The Buy American Act establishes a preference for the purchase of domestic end products by the federal government. However, agencies can procure foreign end products under certain circumstances. Federal procurement regulations provide several exceptions to the Buy American requirements, including when a domestic end product is not reasonably available in sufficient quantities of a satisfactory quality, its cost would be unreasonable or its purchase would be contrary to the public interest. Other exceptions apply to commercial information technology and commissary resale.
The BAA restrictions do not apply to products from 27 countries that have entered reciprocal procurement agreements with the Department of Defense (DoD) based on the agency’s determination that it would be inconsistent with the public interest to apply the restrictions to those countries’ products. The Buy American Act also does not apply to products that are purchased for use outside the United States or obtained through contracts under the micro-purchase threshold ($3,500 in FY 2017).

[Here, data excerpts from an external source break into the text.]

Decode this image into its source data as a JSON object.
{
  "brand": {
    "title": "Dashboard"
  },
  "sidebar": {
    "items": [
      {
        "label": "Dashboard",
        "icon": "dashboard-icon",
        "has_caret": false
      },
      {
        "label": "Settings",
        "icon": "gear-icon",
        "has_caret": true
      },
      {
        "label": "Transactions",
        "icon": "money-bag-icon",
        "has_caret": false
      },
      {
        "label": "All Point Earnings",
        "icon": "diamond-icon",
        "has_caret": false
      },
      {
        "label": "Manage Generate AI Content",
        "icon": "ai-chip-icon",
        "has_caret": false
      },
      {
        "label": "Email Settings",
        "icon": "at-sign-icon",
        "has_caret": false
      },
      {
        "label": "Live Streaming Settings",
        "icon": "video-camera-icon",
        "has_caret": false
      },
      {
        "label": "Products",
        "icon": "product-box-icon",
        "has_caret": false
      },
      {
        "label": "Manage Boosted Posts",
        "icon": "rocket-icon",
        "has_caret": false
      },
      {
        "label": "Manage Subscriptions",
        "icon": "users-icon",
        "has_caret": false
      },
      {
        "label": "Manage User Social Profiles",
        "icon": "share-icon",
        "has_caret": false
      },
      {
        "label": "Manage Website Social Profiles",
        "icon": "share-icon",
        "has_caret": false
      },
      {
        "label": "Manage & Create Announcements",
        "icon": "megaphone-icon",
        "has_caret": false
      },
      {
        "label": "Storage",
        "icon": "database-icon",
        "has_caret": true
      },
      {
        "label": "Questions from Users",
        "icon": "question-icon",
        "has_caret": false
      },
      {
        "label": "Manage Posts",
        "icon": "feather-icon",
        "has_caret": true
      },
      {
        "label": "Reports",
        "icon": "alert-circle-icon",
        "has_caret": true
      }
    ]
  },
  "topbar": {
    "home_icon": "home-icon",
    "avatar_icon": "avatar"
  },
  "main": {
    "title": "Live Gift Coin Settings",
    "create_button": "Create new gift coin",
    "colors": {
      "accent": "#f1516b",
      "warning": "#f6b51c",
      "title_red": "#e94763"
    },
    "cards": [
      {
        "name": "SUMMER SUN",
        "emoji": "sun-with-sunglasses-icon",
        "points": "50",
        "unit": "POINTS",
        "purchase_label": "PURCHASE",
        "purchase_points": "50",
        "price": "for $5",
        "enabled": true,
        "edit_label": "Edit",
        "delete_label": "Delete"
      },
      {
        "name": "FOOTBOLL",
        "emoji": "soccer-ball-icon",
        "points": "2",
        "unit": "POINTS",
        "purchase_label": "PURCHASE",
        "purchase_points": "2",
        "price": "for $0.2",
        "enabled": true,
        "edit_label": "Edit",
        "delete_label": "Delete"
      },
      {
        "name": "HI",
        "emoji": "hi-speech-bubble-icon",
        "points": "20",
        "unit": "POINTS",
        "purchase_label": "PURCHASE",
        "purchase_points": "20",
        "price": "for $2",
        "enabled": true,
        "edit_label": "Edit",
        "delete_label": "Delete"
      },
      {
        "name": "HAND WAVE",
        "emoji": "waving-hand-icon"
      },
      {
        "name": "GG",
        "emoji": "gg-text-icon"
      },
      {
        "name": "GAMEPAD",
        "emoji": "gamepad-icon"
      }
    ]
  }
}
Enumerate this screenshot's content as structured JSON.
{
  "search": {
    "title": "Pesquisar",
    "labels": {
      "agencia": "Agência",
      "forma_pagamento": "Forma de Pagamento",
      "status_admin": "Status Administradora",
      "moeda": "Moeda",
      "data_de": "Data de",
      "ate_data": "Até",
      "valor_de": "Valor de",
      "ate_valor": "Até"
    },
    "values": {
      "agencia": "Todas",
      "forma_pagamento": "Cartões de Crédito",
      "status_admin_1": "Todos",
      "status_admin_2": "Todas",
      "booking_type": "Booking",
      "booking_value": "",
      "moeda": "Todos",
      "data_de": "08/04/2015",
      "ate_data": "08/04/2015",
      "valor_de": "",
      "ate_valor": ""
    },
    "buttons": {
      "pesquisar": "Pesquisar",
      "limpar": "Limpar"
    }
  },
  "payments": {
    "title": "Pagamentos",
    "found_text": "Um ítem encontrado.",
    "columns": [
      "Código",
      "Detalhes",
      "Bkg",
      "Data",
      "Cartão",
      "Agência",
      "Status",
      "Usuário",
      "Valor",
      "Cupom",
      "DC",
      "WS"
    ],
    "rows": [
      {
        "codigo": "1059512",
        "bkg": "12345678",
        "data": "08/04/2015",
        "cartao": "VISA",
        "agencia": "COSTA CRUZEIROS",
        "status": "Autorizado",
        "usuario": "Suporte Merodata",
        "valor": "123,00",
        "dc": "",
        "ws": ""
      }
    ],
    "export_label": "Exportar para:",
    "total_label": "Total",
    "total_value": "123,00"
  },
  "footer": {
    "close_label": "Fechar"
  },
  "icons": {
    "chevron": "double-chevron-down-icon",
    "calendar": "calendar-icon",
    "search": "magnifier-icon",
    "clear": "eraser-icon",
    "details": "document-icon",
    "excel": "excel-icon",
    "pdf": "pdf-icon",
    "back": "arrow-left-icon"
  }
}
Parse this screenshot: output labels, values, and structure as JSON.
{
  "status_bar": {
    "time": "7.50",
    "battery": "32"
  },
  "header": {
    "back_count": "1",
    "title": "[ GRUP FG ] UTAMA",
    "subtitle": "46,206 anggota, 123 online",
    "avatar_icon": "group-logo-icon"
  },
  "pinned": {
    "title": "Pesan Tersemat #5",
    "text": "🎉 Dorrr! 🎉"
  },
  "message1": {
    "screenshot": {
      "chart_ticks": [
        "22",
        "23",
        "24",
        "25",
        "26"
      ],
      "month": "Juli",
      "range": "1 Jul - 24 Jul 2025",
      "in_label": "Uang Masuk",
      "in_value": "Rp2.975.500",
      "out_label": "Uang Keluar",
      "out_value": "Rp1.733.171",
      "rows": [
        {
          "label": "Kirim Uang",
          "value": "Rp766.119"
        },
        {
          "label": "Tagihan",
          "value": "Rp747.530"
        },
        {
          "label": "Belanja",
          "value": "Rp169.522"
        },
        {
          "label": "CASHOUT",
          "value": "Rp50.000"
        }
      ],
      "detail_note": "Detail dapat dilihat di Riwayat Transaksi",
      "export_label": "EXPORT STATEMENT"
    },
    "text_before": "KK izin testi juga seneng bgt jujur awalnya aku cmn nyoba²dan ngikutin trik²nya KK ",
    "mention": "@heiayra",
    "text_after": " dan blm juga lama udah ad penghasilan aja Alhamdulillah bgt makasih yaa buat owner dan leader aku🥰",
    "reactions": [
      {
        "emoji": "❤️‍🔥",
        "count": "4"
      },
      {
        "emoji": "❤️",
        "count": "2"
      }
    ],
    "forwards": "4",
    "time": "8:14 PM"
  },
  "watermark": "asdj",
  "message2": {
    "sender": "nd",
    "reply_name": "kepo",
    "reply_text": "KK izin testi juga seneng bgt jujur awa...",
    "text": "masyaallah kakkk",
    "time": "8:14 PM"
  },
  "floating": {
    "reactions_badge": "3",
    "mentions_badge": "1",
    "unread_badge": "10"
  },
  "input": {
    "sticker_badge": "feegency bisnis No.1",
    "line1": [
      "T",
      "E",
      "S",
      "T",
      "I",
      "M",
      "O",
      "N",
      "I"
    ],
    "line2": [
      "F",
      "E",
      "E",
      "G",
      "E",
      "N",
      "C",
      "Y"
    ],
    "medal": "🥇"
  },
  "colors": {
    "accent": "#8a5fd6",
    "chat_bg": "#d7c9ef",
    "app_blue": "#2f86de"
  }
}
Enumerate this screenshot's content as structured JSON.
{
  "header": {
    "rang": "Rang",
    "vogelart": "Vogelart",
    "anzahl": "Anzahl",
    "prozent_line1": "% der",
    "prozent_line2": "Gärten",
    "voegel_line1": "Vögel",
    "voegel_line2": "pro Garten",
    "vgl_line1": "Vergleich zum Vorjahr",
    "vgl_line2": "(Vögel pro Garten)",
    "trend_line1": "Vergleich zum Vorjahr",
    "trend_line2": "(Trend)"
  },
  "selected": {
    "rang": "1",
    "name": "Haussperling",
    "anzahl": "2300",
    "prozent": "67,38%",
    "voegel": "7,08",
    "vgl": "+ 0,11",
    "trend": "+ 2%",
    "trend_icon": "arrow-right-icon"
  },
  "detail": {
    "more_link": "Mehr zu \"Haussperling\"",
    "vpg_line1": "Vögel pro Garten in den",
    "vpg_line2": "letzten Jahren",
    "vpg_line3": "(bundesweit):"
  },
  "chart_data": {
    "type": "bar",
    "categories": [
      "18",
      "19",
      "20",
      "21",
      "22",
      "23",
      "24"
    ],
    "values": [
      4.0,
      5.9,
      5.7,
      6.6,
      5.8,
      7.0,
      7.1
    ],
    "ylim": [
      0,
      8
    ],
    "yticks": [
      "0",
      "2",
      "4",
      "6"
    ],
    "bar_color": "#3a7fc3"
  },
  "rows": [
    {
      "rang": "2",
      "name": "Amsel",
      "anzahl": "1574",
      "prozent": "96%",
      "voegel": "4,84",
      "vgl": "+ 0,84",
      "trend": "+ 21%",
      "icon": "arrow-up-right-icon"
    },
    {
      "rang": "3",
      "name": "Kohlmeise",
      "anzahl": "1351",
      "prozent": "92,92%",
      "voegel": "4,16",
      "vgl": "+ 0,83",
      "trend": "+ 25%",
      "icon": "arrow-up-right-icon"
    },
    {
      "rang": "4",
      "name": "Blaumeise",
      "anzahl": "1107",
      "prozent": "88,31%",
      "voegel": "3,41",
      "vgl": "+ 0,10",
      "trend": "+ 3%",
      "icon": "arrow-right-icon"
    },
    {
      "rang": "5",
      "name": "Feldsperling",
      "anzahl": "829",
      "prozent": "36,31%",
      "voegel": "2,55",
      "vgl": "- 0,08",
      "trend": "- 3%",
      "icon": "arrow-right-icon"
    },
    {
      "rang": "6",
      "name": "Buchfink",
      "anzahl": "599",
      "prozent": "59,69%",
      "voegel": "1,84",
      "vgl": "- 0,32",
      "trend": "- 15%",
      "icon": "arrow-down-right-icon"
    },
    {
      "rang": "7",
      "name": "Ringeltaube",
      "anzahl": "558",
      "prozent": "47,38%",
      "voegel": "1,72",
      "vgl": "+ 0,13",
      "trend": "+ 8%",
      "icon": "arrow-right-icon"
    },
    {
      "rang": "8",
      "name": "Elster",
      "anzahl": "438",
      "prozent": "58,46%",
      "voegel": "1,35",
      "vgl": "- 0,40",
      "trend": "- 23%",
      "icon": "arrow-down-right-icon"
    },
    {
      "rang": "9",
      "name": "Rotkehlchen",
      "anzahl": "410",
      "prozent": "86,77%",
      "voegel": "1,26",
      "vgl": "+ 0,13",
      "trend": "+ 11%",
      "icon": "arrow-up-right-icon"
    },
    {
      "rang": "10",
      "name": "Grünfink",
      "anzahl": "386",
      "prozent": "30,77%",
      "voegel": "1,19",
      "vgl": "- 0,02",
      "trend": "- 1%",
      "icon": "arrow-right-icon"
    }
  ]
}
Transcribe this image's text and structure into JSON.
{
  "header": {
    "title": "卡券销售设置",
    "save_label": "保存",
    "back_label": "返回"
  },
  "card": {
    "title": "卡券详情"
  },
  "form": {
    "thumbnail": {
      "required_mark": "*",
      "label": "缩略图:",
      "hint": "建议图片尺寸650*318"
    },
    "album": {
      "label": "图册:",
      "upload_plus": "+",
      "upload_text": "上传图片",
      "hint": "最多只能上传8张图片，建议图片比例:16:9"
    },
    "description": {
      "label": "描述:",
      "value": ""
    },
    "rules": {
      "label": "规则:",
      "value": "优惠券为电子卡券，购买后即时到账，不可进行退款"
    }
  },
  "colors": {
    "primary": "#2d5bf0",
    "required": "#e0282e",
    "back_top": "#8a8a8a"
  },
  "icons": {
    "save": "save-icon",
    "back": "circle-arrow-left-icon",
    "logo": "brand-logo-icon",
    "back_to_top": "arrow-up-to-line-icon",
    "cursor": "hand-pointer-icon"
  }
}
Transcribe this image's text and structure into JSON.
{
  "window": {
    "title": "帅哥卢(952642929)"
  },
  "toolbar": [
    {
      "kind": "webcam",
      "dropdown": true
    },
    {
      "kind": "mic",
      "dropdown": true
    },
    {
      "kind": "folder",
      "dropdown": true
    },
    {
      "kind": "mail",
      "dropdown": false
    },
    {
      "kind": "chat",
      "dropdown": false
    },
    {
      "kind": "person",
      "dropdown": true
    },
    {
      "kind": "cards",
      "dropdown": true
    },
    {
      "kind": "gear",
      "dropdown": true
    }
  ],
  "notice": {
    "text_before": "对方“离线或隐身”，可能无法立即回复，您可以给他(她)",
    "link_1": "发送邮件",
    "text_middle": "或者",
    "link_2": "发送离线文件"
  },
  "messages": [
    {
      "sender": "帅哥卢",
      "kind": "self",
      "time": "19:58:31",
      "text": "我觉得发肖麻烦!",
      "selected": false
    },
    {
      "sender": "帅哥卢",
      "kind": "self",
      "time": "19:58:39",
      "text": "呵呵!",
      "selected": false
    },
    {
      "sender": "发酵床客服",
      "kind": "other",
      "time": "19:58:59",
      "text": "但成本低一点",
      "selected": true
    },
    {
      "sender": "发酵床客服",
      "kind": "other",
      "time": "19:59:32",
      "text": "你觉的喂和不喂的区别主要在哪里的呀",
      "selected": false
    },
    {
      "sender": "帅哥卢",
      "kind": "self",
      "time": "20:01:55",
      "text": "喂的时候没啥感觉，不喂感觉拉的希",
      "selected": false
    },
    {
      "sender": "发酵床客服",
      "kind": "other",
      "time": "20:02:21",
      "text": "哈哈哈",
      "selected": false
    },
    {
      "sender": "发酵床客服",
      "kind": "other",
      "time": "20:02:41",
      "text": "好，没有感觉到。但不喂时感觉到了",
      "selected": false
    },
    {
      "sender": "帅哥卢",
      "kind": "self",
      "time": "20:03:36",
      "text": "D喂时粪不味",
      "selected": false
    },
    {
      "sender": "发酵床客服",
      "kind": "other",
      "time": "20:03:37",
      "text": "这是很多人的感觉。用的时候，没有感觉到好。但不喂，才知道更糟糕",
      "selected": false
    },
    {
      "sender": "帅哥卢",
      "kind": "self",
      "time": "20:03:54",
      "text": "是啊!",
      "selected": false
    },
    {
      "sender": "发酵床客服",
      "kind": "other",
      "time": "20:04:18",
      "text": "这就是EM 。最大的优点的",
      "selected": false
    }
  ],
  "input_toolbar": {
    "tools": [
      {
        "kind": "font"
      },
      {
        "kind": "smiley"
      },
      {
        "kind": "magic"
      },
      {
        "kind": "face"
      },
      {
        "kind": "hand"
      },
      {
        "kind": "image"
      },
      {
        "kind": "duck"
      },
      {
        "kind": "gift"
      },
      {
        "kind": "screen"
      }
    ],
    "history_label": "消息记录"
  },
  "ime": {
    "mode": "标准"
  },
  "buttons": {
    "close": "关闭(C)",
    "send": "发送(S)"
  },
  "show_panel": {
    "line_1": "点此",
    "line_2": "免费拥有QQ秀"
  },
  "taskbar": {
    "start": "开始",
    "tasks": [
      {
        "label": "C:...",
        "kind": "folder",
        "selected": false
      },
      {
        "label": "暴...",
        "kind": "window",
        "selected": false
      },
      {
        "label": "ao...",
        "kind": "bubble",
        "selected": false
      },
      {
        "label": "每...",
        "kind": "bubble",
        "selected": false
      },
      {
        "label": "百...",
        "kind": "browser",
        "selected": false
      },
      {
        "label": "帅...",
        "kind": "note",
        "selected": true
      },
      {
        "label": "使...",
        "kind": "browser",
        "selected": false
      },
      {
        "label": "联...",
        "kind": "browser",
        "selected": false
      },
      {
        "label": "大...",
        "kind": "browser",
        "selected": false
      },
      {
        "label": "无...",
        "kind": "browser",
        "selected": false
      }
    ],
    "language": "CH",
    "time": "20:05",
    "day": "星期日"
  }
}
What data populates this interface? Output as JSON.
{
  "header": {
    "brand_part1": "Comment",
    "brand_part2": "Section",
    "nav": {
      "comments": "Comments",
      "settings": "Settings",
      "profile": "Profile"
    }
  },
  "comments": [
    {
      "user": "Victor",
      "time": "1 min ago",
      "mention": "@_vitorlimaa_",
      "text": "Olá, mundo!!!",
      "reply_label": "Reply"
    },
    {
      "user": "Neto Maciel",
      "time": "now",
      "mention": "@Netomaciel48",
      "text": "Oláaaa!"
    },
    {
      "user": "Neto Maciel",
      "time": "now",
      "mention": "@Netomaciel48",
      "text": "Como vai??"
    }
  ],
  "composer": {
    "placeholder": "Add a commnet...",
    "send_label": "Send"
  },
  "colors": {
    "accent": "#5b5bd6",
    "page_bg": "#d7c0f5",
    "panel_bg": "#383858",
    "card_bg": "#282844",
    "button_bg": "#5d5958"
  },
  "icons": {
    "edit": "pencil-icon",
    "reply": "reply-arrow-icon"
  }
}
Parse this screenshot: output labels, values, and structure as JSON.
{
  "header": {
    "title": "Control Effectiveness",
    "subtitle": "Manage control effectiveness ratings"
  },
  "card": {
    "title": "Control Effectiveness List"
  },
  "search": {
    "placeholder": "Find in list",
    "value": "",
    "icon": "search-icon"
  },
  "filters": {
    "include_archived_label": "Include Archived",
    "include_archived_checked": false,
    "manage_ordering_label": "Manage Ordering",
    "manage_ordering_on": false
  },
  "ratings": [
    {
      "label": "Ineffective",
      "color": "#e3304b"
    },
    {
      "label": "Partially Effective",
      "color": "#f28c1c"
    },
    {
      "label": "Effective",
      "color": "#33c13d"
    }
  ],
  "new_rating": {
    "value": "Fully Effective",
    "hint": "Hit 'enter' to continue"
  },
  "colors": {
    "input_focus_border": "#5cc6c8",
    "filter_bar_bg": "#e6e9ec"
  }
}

To enable the U.S. to comply with its international procurement commitments in the WTO Government Procurement Agreement and free trade agreements, the Trade Agreements Act of 1979 authorizes the president to waive domestic purchasing requirements, including the Buy American Act, for procurement of foreign end products from countries that are party to such agreements. (That authority has been delegated to the U.S. Trade Representative). The trade agreement waivers only apply where the purchase is at or above a certain value (threshold) specified in the agreement. The waivers may not be used for procurement excluded from the agreement, such as purchases set aside for small businesses.
According to the GAO, in FY 2017, the federal government’s contract obligations for goods and services totaled $508 billion. Of that amount, 40% ($196 billion) was for the procurement of end products, most of which were domestic products that could be subject to the BAA. Only approximately $7.8 billion, less than 5% of the total, was for the purchase of foreign end products. The foreign products were purchased under four situations:
- $3.7 billion for products such as fuel used outside the U.S. and not subject to the BAA (about 47% of total foreign end products);
- $2.9 billion for products under DoD’s exception for qualifying countries;
- $700 million for products under a government-wide BAA exception; and
- $550 million for foreign products subject to a trade agreements waiver.
GAO found that its data analysis for FY 2017 was consistent with the information agencies reported in the federal procurement data system for the previous four fiscal years (2013-16), with foreign end products accounting for approximately 3% to 8% of goods subject to Buy American Act restrictions during those years. For FY 2017, the foreign end products primarily came from South Korea, the United Kingdom, Afghanistan, Canada, Mexico and the United Arab Emirates, which together accounted for almost half of the total foreign end products.
DOD accounted for more than 80% (roughly $6.4 billion) of the total obligations for foreign end products in FY 2017, primarily for products for use outside of the U.S. or due to its public interest exception for qualifying countries.
GAO concluded that due to data reporting errors by contracting staff and limitations in the federal procurement data system, the use of exceptions and waivers was “not fully captured”. It also pointed out that while suppliers have the responsibility of certifying the origins of products that they provide to the government, “contracting officers would benefit from resources that help them identify information that may be inconsistent” to ensure that they have accurate information on a product’s origin.
GAO also set out recommendations relating to training and guidance on BAA implementation for the Office of Management and Budget and the Department of Homeland Security, Veteran Affairs, and Health and Human Services.